The Art of Fiction was a famous essay by Henry James, from 1885. This blog is written by Adrian Slatcher, who is a writer amongst other things, based in Manchester. His poetry collection "Playing Solitaire for Money" was published by Salt in 2010. I write about literature, music, politics and other stuff. You can find more about me and my writing at www.adrianslatcher.com
Friday, March 16, 2007
Outsiders
I'm thoroughly enjoying Colin Wilson's autobiography "Dreaming to Some Purpose." I've never read anything he's written before but he's a very engaging host through England of the 50s and 60s.
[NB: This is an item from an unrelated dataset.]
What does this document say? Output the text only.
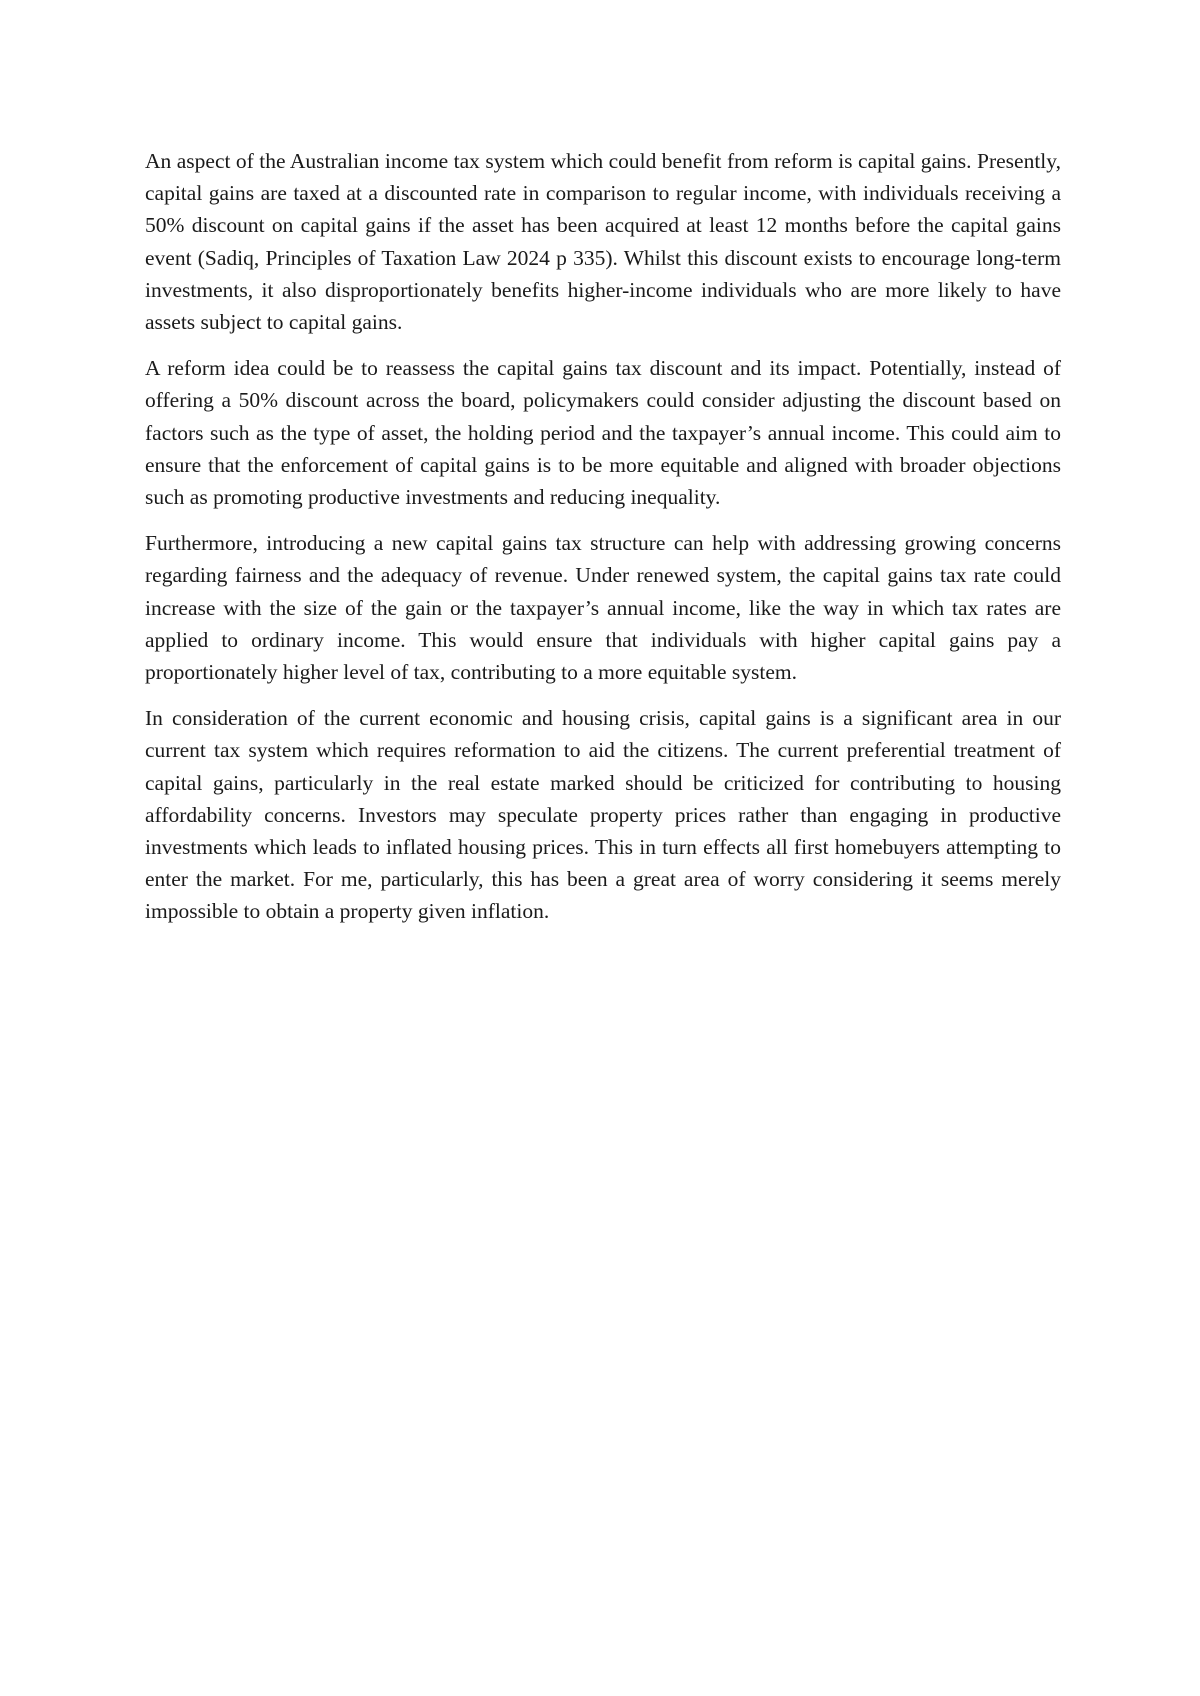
An aspect of the Australian income tax system which could benefit from reform is capital gains. Presently, capital gains are taxed at a discounted rate in comparison to regular income, with individuals receiving a 50% discount on capital gains if the asset has been acquired at least 12 months before the capital gains event (Sadiq, Principles of Taxation Law 2024 p 335). Whilst this discount exists to encourage long-term investments, it also disproportionately benefits higher-income individuals who are more likely to have assets subject to capital gains.

A reform idea could be to reassess the capital gains tax discount and its impact. Potentially, instead of offering a 50% discount across the board, policymakers could consider adjusting the discount based on factors such as the type of asset, the holding period and the taxpayer’s annual income. This could aim to ensure that the enforcement of capital gains is to be more equitable and aligned with broader objections such as promoting productive investments and reducing inequality.

Furthermore, introducing a new capital gains tax structure can help with addressing growing concerns regarding fairness and the adequacy of revenue. Under renewed system, the capital gains tax rate could increase with the size of the gain or the taxpayer’s annual income, like the way in which tax rates are applied to ordinary income. This would ensure that individuals with higher capital gains pay a proportionately higher level of tax, contributing to a more equitable system.

In consideration of the current economic and housing crisis, capital gains is a significant area in our current tax system which requires reformation to aid the citizens. The current preferential treatment of capital gains, particularly in the real estate marked should be criticized for contributing to housing affordability concerns. Investors may speculate property prices rather than engaging in productive investments which leads to inflated housing prices. This in turn effects all first homebuyers attempting to enter the market. For me, particularly, this has been a great area of worry considering it seems merely impossible to obtain a property given inflation.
The 50s London of scarey landladies and clandestine affairs, against a backdrop of little money, and snobbishness against anyone from the provinces is wonderfully evoked. Yet, if in the first few chapters he's living a British "On the Road", sleeping rough on Hampstead Heath, hitchhiking round Paris, the litany of mundane jobs - dishwashing, factory work etc - and the need for a provincial morality and security gives it an entirely different cut. Like other upwardly mobile provincial writers of the 50s, like Burgess and Amis, he's more at home in the British Library than in the literary parties. His candidness is refreshing, and there's a general puzzlement that so many of the people he liked and thought he got on with, so disliked him in return. An incredibly prolific author - there was a bit of a flurry of interest last year on the 50th anniversary of the Outsider - his interests in a certain type of philosophy as well as any sort of ephemara - mean that I'm probably getting the best of him in this book; but so what? It's gripping, gossipy, (meetings with John Braine and Albert Camus are particularly good) self-mythologising, anecdotal, all-over-the-place and good fun. I rarely read of "men of letters" who you'd actually like to meet in the flesh, but you get the feeling that Wilson would be good company.